本作をきっかけにその勉強を深めるもよし、逆にそんな難しい話は抜きにアクションを楽しむもよし!
◆ もっとも、本作はSASによって4人の息子のうち3人までを殺されたオマーンの族長の依頼によって、いったんは殺し屋稼業から足を洗っていたダニー(ジェイソン・ステイサム)が「キラー・エリート」としての凄腕を発揮する物語。ジェイソン・ステイサムは相変わらず切れのいいアクションを見せつけてくれるし、老齢の域に達した(ほぼ70歳!)ロバート・デ・ニーロも、ダニーの引き立て役ながら、カッコいい存在感を見せつけてくれる。
他方、本作の憎まれ役は元SASのメンバーでつくられている極秘組織「フェザー・メン」をバックにした元SASのスパイク(クライヴ・オーウェン)だが、クライヴ・オーウェンもアクションはもちろん、プロの誇りを失わない人間味をしっかり見せつけてくれる。
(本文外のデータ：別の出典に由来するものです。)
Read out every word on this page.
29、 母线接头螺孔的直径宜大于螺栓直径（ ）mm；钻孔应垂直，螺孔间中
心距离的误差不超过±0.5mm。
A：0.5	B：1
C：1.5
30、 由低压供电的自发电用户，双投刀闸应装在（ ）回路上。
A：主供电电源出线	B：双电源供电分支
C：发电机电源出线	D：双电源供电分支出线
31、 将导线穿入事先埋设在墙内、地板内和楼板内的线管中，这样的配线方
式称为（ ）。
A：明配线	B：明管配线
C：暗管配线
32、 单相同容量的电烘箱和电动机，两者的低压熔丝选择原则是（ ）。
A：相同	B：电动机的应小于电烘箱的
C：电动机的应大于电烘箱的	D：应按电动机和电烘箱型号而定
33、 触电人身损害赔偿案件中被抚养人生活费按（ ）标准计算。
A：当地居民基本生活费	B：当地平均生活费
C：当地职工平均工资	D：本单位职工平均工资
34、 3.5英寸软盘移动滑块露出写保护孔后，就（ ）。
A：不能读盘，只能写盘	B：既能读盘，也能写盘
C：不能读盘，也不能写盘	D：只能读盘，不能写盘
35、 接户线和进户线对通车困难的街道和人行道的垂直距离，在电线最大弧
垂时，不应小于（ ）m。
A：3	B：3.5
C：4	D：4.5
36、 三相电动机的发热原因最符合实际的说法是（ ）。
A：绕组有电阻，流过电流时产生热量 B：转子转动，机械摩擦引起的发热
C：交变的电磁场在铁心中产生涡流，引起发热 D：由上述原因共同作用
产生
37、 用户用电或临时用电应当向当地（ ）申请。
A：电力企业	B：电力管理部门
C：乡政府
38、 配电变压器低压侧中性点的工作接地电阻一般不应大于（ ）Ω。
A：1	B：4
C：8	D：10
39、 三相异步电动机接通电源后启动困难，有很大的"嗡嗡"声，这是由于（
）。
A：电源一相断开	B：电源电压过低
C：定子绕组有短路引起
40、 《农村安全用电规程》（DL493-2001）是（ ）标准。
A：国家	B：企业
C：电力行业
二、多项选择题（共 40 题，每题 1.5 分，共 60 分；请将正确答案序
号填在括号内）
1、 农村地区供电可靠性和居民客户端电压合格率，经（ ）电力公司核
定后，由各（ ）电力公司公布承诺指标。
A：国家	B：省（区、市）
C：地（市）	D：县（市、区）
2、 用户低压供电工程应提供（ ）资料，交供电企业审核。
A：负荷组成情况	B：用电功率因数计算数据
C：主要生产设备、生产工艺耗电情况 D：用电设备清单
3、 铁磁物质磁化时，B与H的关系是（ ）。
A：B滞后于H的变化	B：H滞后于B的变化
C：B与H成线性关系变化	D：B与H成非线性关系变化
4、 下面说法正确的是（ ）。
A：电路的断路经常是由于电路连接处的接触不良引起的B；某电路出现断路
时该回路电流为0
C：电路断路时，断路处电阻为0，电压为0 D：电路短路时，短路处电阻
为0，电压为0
正当派アクションスターによる知恵と知恵、肉体と肉体のぶつかり合いは、さていかに・・・。
◆ 族長からのダニーに対する依頼は、自分の息子たちを殺害したSASの精鋭3人を事故に見せかけて殺し、その映像を証拠として持ってこい、というかなりハードルの高いもの。殺し屋稼業の虚しさを知り、今は恋人のアン(イヴォンヌ・ストラホフスキー)と静かに暮らしているダニーは当初それを断っていたが、自分の師匠であったハンター(ロバート・デ・ニーロ)が人質にされているためやむなくそれを承諾し、昔の仲間であるデイヴィス(ドミニク・パーセル)とマイヤー(エイデン・ヤング)を招集。「報酬は2人が山分けすればいい。自分の取り分はいらない」というシーンはカッコいいが、目的を達成した場合口約束だけの族長からの報酬はホントに支払われるの?本作本来の売りであるアクションを楽しみつつ、少しはそんな裏事情の展開にも注目!
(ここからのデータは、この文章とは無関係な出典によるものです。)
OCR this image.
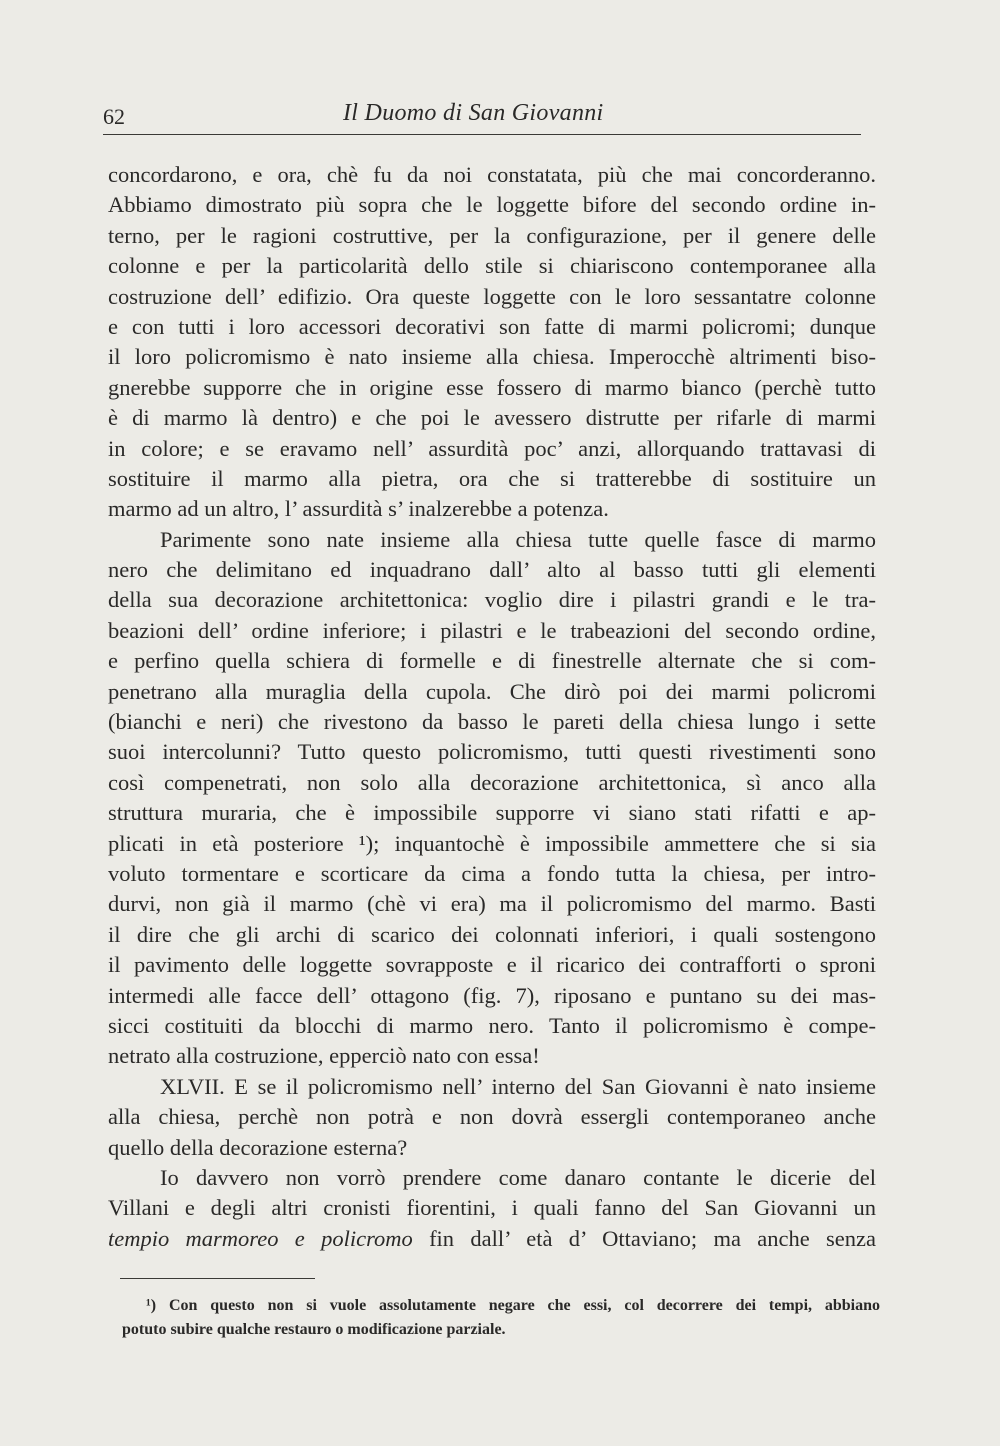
62	Il Duomo di San Giovanni
concordarono, e ora, chè fu da noi constatata, più che mai concorderanno.
Abbiamo dimostrato più sopra che le loggette bifore del secondo ordine in-
terno, per le ragioni costruttive, per la configurazione, per il genere delle
colonne e per la particolarità dello stile si chiariscono contemporanee alla
costruzione dell’ edifizio. Ora queste loggette con le loro sessantatre colonne
e con tutti i loro accessori decorativi son fatte di marmi policromi; dunque
il loro policromismo è nato insieme alla chiesa. Imperocchè altrimenti biso-
gnerebbe supporre che in origine esse fossero di marmo bianco (perchè tutto
è di marmo là dentro) e che poi le avessero distrutte per rifarle di marmi
in colore; e se eravamo nell’ assurdità poc’ anzi, allorquando trattavasi di
sostituire il marmo alla pietra, ora che si tratterebbe di sostituire un
marmo ad un altro, l’ assurdità s’ inalzerebbe a potenza.
Parimente sono nate insieme alla chiesa tutte quelle fasce di marmo
nero che delimitano ed inquadrano dall’ alto al basso tutti gli elementi
della sua decorazione architettonica: voglio dire i pilastri grandi e le tra-
beazioni dell’ ordine inferiore; i pilastri e le trabeazioni del secondo ordine,
e perfino quella schiera di formelle e di finestrelle alternate che si com-
penetrano alla muraglia della cupola. Che dirò poi dei marmi policromi
(bianchi e neri) che rivestono da basso le pareti della chiesa lungo i sette
suoi intercolunni? Tutto questo policromismo, tutti questi rivestimenti sono
così compenetrati, non solo alla decorazione architettonica, sì anco alla
struttura muraria, che è impossibile supporre vi siano stati rifatti e ap-
plicati in età posteriore ¹); inquantochè è impossibile ammettere che si sia
voluto tormentare e scorticare da cima a fondo tutta la chiesa, per intro-
durvi, non già il marmo (chè vi era) ma il policromismo del marmo. Basti
il dire che gli archi di scarico dei colonnati inferiori, i quali sostengono
il pavimento delle loggette sovrapposte e il ricarico dei contrafforti o sproni
intermedi alle facce dell’ ottagono (fig. 7), riposano e puntano su dei mas-
sicci costituiti da blocchi di marmo nero. Tanto il policromismo è compe-
netrato alla costruzione, epperciò nato con essa!
XLVII. E se il policromismo nell’ interno del San Giovanni è nato insieme
alla chiesa, perchè non potrà e non dovrà essergli contemporaneo anche
quello della decorazione esterna?
Io davvero non vorrò prendere come danaro contante le dicerie del
Villani e degli altri cronisti fiorentini, i quali fanno del San Giovanni un
tempio marmoreo e policromo fin dall’ età d’ Ottaviano; ma anche senza
¹) Con questo non si vuole assolutamente negare che essi, col decorrere dei tempi, abbiano
potuto subire qualche restauro o modificazione parziale.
◆ 組織から抜けることの難しさは、古くは『カムイ外伝』(09年)(『シネマルーム23』187頁参照)、新しくは3月13日に観た『捜査官X(武侠)』(11年)を見ても明らかだが、本作が追及する人間的なテーマ(?)はダニーが殺し屋稼業からホントに足を洗うことができるのか否かというもの。ダニーが族長の依頼を引き受けたのは、あくまでハンターを救い出すためだから、その目的が達成できればスンナリ殺し屋稼業をやめてアンと仲良く静かな生活を送るの?この手の映画では普通そういうハッピーエンドはなく、かなしい結末が待ち受けていることが多いが、さて本作では?